/s3erl

Erlang bindings for Amazon S3 storage web service

Primary LanguageErlang

S3

This is an Erlang client for Amazons Simple Storage Service, aka S3. It is based on the much forked s3erl library, originally written by Andrew Birkett andy@nobugs.org.

This particular version has a few features which we found to be very useful in busier systems where reliability is key.

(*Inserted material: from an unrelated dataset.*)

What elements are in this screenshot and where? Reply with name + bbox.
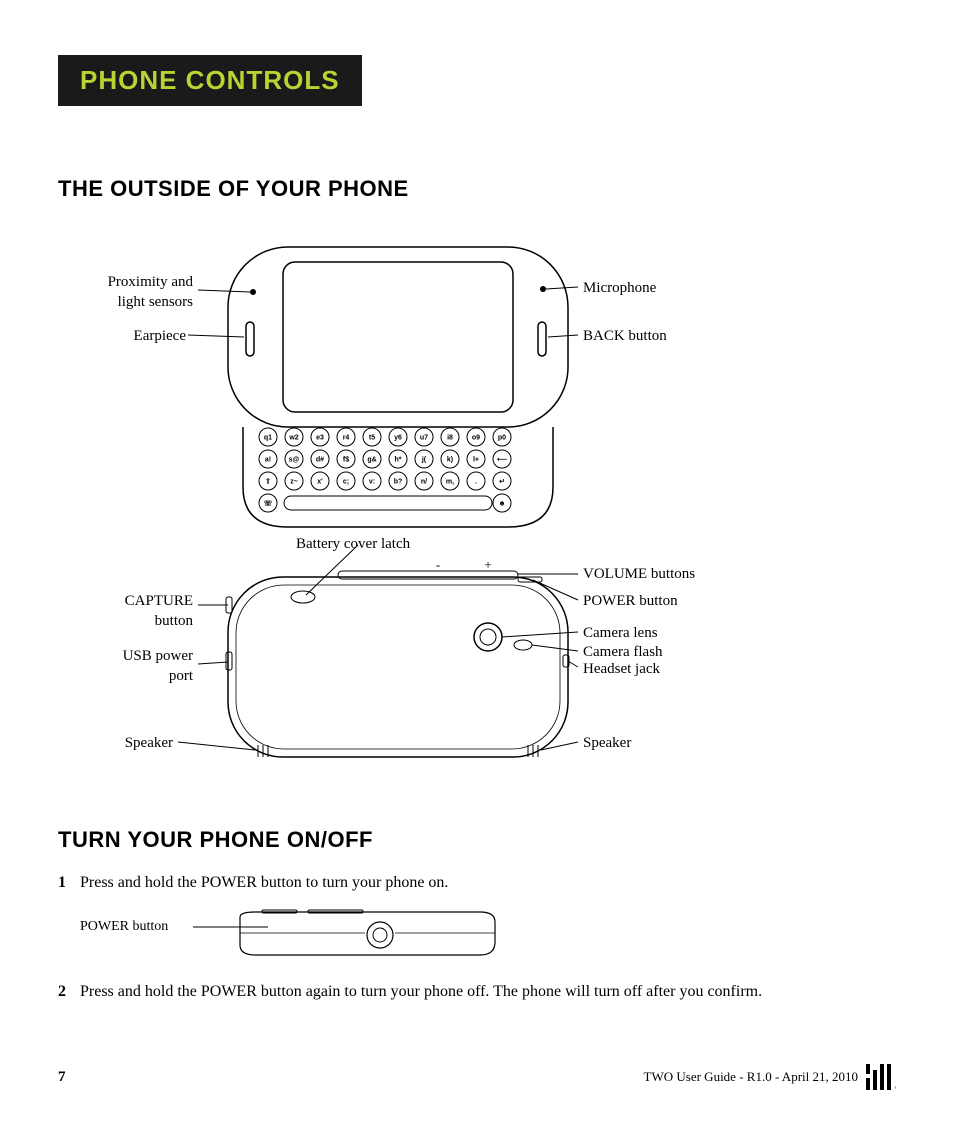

  • Safe retries, your request will suceed or fail within the time you specified, with the user process able to continue execution
  • Concurrency is limited to a configurable number of concurrent requests to S3, in which case calls return immediately. This allows the user to decide how to handle overload by for example shedding load, instead of trashing the HTTP client.
  • Binaries for keys and values
  • Instrumentation, with callbacks after every request, retry or concurrency limit reached.
  • Configurable endpoint, which means you can use fakes3 for testing.

Limitations:

  • Only one instance of s3_server with one configuration(endpoint, credentials, etc) can exist within the VM as we used named gen_servers.

Usage

Currently, you must add the s3_server to your own supervisor tree, as s3erl does not include it's own supervisor.

s3_spec() ->
    Options =
        [{timeout, 15000},
         {max_concurrency, 500},
         {retry_callback, fun my_module:s3_retry_callback/2},
         {post_request_callback, fun my_module:s3_post_request_callback/3},
         {access_key, "foobar"},
         {secret_access_key, "secret"}],

    {s3, {s3_server, start_link, [Options]},
     permanent, 5000, worker, []}.

You can of course also start s3_server from the shell for experimenting, like this: s3_server:start_link([{access_key, "..."}, {secret_access_key, "..."}])

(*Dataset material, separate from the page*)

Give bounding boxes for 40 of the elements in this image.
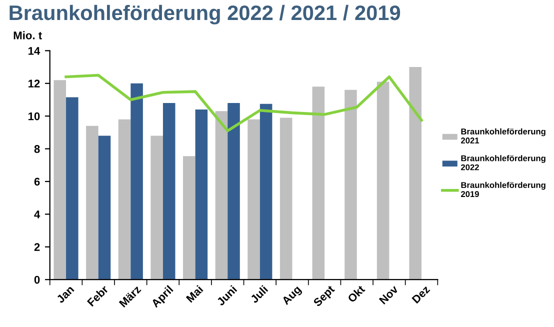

Then you can start using S3:

1> s3:get("my-bucket", "my-key").
{ok, not_found}
2> s3:put("my-bucket", "my-key", <<"big binary blob">>, "text/plain").
{ok, "etag"}
3> s3:get("my-bucket", "my-key").
{ok, <<"big binary blob">>}

See the test suite in test/s3_test.erl for more examples of usage.

Timeouts

Care has been taken to make sure requests can be retried in a timely and safe manner. If you're doing a significant amount of requests to S3, you will see many requests failing, most of which returns correctly with another attempt.

The behaviour of retries is completely up to the user. s3erl allows you to configure up front how many times you want to retry, the timeout for each request, the delay between requests and a callback function called after every failed request to help you measure and log failed requests.

With the options below, each request from a client process (ie. s3:get/3) is allowed 3 failed requests before it returns with an error. Each request may either return immediately with an error (ie. 500 from S3) or is considered to have timed out after 1000 ms. After each request, there's a think time of 500 ms before retrying the request. The total time s3erl will spend on this request is then 1000 * 3 + 500 * 3 = 4500. When you factor in some slack, a client timeout of 5000 ms in the s3:get/3 is suitable.

[{max_retries, 3},
 {timeout, 1000},
 {retry_delay, 500}]

Running the tests

To run the unit tests, you need to use your own S3 credentials. These should be placed in priv/s3_credentials.term according to the template in priv/s3_credentials.term.template. In priv/bucket.term you can configure which bucket to use. Run the tests with ./rebar skip_deps=true eunit.